FARDC

Harcelé par différents groupes armés à l’Est, le Congo fait face à une insécurité qui pousse de plus en plus de jeunes à faire le choix de s’engager pour la défense du pays en rejoignant les rangs des FARDC.

On ne sait pas exactement combien ils sont à venir frapper aux portes des casernes pour concrétiser un désir de plus en plus ardent chez certains jeunes congolais. Défendre le pays, mourir pour le Congo, protéger la nation, tels sont les souhaits aujourd’hui émis par une jeunesse désenchantée, qu’on dit déçue et sans avenir, sacrifiée et sans espoirs, mais pas uniquement. Si les Forces Armées de la République Démocratique du Congo tentent de nombreux garçons désorientés, elles attirent également des jeunes scolarisés qui ont choisi d’abandonner leurs projets pour prendre les armes, avec la situation à l’Est comme principale source de motivation, ainsi que le ras-le-bol face à une corruption qui gangrène le pays.

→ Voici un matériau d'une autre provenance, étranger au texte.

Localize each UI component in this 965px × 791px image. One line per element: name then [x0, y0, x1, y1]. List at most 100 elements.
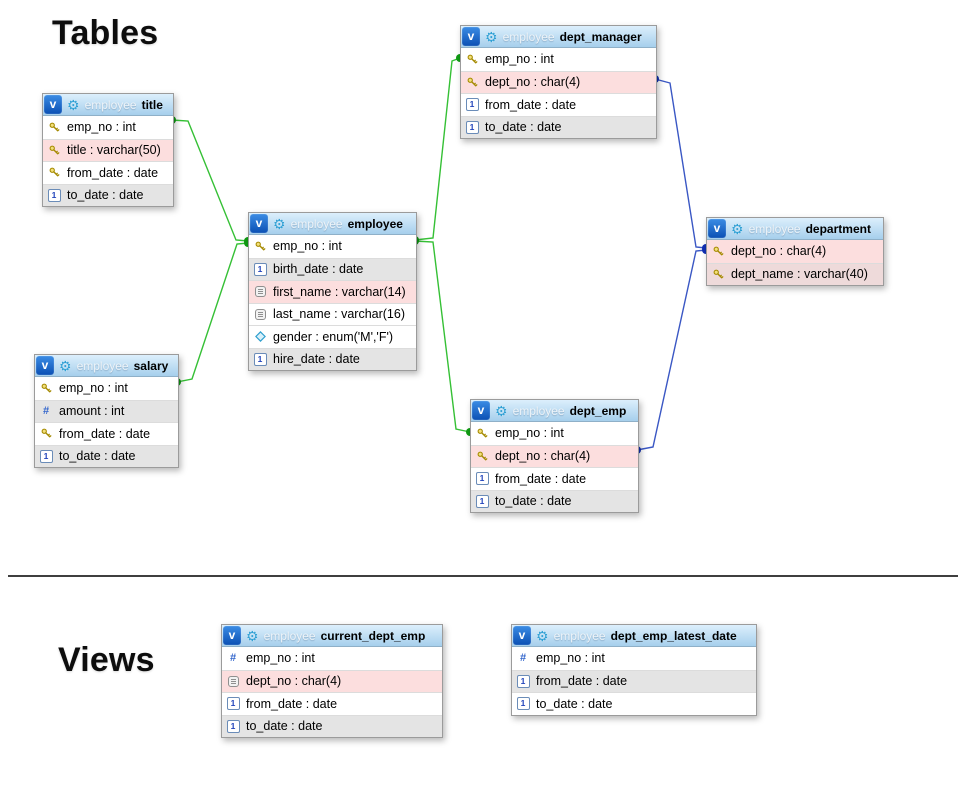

« Ce qui me pousse à vouloir rejoindre les FARDC ? Premièrement, parce que j’aime mon pays, nous explique un étudiant de 17 ans originaire du territoire de Masisi. Beaucoup d’autorités sont plongées dans la corruption, moi je souhaite maintenir la paix, l’ordre et la justice en RDC, nous ne pouvons pas rester assis, surtout que nous les enfants du Nord-Kivu, nous souffrons énormément ».

Outre le désir de changer les choses et de protéger le pays, la pauvreté est également un facteur central de ce sursaut des vocations militaires auprès de ces jeunes congolais, comme l’explique notre étudiant  : « Aujourd’hui j’étudie en 4 HTS, humanité, technique et sociale, mais je veux rejoindre l’armée après la fin de mes études secondaires à cause du manque d’argent, et mes parents me soutiennent dans mon projet ».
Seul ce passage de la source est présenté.